Findings
The juxtaposition of high-end and consumer-grade scanning technologies reveals more than a contrast in image fidelity—it reflects a deeper set of questions around infrastructural equity, technological gatekeeping, and cultural authorship. While the Leica RTC360 captures millimeter-precision point clouds, tools like Scaniverse or Polycam on a smartphone offer accessibility, portability, and immediacy—qualities that are vital in community-based documentation. Field improvisation, such as using a flashlight to augment iPhone RGB data in low-light interiors, underscores that the value of a scan is not solely determined by its device but by the embodied knowledge and adaptive skills of the person capturing it.

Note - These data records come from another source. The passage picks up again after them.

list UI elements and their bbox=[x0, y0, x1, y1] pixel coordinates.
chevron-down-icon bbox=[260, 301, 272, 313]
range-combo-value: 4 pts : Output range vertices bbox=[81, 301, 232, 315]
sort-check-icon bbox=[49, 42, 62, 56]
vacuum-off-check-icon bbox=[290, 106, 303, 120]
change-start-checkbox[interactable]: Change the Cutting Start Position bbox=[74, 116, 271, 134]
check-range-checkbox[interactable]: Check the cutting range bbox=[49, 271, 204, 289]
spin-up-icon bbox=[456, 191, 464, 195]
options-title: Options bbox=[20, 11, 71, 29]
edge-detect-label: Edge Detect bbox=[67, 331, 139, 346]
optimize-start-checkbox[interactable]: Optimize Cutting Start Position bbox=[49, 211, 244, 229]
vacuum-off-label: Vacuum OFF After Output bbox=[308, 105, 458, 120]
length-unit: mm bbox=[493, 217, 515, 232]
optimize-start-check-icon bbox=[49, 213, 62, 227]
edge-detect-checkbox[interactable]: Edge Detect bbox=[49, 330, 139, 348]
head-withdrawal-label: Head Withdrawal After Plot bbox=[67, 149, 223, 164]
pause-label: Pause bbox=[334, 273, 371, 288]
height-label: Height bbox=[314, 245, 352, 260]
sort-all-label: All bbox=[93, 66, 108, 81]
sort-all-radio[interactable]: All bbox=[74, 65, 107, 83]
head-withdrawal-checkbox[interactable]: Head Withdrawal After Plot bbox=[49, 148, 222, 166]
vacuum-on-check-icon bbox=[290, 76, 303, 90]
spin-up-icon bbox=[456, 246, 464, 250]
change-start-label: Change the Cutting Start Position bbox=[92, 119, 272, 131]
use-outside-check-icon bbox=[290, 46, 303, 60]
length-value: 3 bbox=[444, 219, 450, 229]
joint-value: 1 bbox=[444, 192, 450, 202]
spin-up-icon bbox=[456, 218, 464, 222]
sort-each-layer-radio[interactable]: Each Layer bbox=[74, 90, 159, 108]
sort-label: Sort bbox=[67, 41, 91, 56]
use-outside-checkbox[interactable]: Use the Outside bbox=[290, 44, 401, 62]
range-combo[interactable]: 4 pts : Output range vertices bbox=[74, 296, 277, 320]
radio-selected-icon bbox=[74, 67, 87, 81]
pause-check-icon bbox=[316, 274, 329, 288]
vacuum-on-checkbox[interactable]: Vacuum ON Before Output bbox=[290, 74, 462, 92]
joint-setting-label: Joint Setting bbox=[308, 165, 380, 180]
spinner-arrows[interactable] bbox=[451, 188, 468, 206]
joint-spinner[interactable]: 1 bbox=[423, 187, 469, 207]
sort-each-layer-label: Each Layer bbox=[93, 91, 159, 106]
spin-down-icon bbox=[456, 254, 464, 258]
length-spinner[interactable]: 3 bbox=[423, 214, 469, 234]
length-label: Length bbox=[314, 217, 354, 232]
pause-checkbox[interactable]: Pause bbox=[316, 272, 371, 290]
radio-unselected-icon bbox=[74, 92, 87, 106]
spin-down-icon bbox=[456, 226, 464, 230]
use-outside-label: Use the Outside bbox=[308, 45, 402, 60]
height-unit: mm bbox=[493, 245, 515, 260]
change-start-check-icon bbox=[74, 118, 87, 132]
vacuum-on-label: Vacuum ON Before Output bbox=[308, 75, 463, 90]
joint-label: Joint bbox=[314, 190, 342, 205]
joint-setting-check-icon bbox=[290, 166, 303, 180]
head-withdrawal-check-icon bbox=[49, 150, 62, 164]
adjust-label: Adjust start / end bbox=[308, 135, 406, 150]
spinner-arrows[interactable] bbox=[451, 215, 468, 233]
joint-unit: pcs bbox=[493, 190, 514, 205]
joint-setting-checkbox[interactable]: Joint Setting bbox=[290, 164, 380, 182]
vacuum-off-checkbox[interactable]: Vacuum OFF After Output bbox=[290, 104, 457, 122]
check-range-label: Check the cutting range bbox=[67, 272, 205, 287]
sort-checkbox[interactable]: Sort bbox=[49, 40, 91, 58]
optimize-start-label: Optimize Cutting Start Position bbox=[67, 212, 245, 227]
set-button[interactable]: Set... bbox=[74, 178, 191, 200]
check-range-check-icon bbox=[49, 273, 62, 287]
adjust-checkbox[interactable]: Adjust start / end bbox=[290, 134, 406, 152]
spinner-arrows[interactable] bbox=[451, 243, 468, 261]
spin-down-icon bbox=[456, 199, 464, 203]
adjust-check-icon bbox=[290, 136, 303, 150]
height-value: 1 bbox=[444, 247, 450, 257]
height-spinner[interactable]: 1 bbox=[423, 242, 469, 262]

Methodological Implications:
This multi-device methodology challenges the conventional hierarchy of “best practices” in digital documentation by foregrounding flexibility, affordability, and improvisation. It asserts that to achieve equity in spatial preservation, planners and researchers must intentionally use a range of tools—not only for comparative analysis, but to disrupt the dominance of elite, inaccessible technologies. By embracing limitations as integral design conditions—such as lighting constraints, terrain, or weather—this approach reframes constraints as methodological choices rather than deficits. This work advances the idea that spatial documentation is not a purely technical process, but a lived and political methodology rooted in the dynamics of access, adaptation, and authorship.
Takeaway:
Technology is not neutral. In cultural preservation, the tools we choose—and who we empower to use them—signal our values. Prioritizing accessibility over elite precision reframes documentation as a democratized, community-centered act.